Quick answer

To perform Cholesky decomposition, verify A is symmetric positive definite, then compute L column by column using diagonal square roots and off-diagonal divisions.

Formula

  • A = L Lᵀ
  • Work columns j = 1..n
  • Within each column: diagonal first, then rows below

Introduction

Manual Cholesky is less about inspiration and more about disciplined order: finish column j before moving to j+1. The Cholesky Decomposition Calculator shows the same order of operations in the result grid.

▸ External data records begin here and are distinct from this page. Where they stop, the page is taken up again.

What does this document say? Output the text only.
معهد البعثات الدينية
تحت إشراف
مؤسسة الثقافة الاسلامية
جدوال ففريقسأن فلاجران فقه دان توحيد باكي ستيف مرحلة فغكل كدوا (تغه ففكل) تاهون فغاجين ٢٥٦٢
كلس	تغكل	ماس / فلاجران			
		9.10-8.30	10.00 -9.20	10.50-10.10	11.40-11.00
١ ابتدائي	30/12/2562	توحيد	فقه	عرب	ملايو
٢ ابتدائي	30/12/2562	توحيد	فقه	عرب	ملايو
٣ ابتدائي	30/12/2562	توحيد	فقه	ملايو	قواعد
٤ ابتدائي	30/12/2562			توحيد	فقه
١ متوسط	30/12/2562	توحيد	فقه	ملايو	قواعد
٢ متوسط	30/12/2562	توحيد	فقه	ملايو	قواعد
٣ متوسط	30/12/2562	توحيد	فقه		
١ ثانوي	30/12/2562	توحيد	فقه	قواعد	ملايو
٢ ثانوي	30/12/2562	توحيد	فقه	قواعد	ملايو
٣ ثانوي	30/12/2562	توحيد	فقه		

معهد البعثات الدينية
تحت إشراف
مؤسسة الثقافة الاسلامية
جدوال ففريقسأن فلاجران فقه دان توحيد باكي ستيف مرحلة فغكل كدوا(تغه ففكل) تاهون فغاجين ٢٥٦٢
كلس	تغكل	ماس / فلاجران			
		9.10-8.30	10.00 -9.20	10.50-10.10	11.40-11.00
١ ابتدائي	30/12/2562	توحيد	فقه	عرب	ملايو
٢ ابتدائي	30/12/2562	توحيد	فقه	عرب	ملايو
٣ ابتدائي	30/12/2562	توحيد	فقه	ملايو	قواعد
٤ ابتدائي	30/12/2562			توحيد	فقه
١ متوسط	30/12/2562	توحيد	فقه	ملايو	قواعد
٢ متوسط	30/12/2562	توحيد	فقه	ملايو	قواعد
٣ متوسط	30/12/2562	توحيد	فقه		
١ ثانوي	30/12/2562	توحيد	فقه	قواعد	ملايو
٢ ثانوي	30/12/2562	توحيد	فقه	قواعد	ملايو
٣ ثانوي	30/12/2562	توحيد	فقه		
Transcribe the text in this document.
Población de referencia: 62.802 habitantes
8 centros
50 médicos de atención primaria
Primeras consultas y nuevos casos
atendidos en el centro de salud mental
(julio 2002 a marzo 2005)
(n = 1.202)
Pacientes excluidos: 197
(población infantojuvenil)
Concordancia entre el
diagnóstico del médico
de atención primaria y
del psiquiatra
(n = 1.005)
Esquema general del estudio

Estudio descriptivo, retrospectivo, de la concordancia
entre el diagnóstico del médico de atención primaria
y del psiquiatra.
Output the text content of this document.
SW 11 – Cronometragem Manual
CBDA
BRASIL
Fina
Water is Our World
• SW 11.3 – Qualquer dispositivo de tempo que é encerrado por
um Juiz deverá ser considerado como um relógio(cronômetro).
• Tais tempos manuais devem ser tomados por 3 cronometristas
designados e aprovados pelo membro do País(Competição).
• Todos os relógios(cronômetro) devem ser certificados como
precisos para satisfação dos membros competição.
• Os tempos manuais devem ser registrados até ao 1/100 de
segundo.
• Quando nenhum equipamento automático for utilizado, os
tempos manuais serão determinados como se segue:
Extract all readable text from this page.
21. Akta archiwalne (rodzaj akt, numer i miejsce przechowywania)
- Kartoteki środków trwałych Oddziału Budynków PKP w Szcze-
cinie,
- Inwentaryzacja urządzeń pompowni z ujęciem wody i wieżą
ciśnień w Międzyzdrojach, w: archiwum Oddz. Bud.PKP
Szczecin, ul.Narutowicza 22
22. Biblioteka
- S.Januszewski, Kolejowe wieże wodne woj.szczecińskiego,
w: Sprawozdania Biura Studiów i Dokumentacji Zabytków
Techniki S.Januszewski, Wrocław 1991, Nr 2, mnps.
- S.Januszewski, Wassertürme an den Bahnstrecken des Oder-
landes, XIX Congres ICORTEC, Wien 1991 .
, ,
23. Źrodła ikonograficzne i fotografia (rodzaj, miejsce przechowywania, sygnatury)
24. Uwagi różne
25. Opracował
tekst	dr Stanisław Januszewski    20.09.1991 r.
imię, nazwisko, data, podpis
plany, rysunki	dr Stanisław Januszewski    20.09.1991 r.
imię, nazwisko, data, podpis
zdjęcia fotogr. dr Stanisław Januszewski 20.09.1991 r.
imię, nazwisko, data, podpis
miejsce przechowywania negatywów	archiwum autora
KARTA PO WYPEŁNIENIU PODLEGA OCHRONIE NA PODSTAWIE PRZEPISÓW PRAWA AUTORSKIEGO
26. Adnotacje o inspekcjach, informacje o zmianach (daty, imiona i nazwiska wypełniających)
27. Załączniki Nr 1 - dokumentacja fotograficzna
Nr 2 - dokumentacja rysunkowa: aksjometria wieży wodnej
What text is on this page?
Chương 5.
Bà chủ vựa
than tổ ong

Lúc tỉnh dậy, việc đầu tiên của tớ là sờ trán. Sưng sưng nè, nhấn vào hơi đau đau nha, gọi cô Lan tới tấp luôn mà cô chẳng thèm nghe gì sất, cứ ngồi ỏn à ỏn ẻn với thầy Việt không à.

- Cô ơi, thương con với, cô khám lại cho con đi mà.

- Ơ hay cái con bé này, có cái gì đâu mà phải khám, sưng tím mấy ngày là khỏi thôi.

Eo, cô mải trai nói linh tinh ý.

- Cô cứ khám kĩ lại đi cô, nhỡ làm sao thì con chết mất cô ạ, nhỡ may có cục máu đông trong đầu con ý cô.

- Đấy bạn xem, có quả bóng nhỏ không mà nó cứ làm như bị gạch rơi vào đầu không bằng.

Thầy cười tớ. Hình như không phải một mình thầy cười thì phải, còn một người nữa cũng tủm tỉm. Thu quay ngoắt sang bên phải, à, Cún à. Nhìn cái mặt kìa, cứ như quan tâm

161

Before any square root, confirm symmetry. A single transposed entry will make both hand work and software disagree with the true factorization target.

Pair this walkthrough with the formula article for compact notation and with worked examples when you want full matrices already solved.

What you are doing at each step

Cholesky is forward elimination specialized to SPD structure. Instead of producing both L and U as separate factors, you produce one triangular factor whose transpose completes the product.

Column order matters because L[i,j] for i > j depends on L[j,j]. Skipping ahead to a later column before finishing the diagonal in the current column is the most common organizational mistake.

Positive definiteness is not a separate optional check in theory: it is what keeps every radicand positive. In homework, instructors may give you SPD matrices so you can focus on arithmetic.

When teaching, many professors allow calculators for square roots but require shown sums. Write the sum over k before j explicitly until the pattern is automatic.

After building L, reconstruction is the best error detector. Do not skip A = L Lᵀ verification even when time is short.

For larger matrices, copy A once, then update only your L table. Crossing values out on A itself leads to confusion when multiple rows reuse the same A[i,j].

Formulas used in the procedure

  • L[i,i] = sqrt( A[i,i] - sum_{k<i} L[i,k]² )
  • L[i,j] = ( A[i,j] - sum_{k<j} L[i,k] L[j,k] ) / L[j,j]

Treat each column as a mini-lesson: diagonal first, then fill downward.

Keep a running row of L for the current i while you compute off-diagonals. Mixing rows between steps causes subtraction errors.

If division produces a value that makes later square roots fail, revisit the earliest column where arithmetic diverged.

Step-by-step procedure

  1. Write A and check symmetry. Compare A[i,j] and A[j,i] for every pair you entered.
  2. State the target A = L Lᵀ. Draw an empty lower-triangular L with the same dimension as A.
  3. For j = 1 to n, compute L[j,j]. Use only entries from rows and columns already completed.
  4. For i = j+1 to n, compute L[i,j]. Apply the off-diagonal formula with the sum over indices k before j.
  5. Reconstruct and compare to A. Multiply L Lᵀ entrywise and match within your rounding policy.

2×2 worked procedure

Let A = [[4, 2], [2, 3]]. Symmetry holds. Column 1: L[1,1] = 2, L[2,1] = 1.

Column 2: inside sqrt is 3 - 1² = 2, so L[2,2] = sqrt(2). Reconstruct: (L Lᵀ)[2,2] = 1² + (sqrt(2))² = 3.

Enter the same A in the calculator. The lower grid should show 2, blank, 1, sqrt(2) in the usual display convention.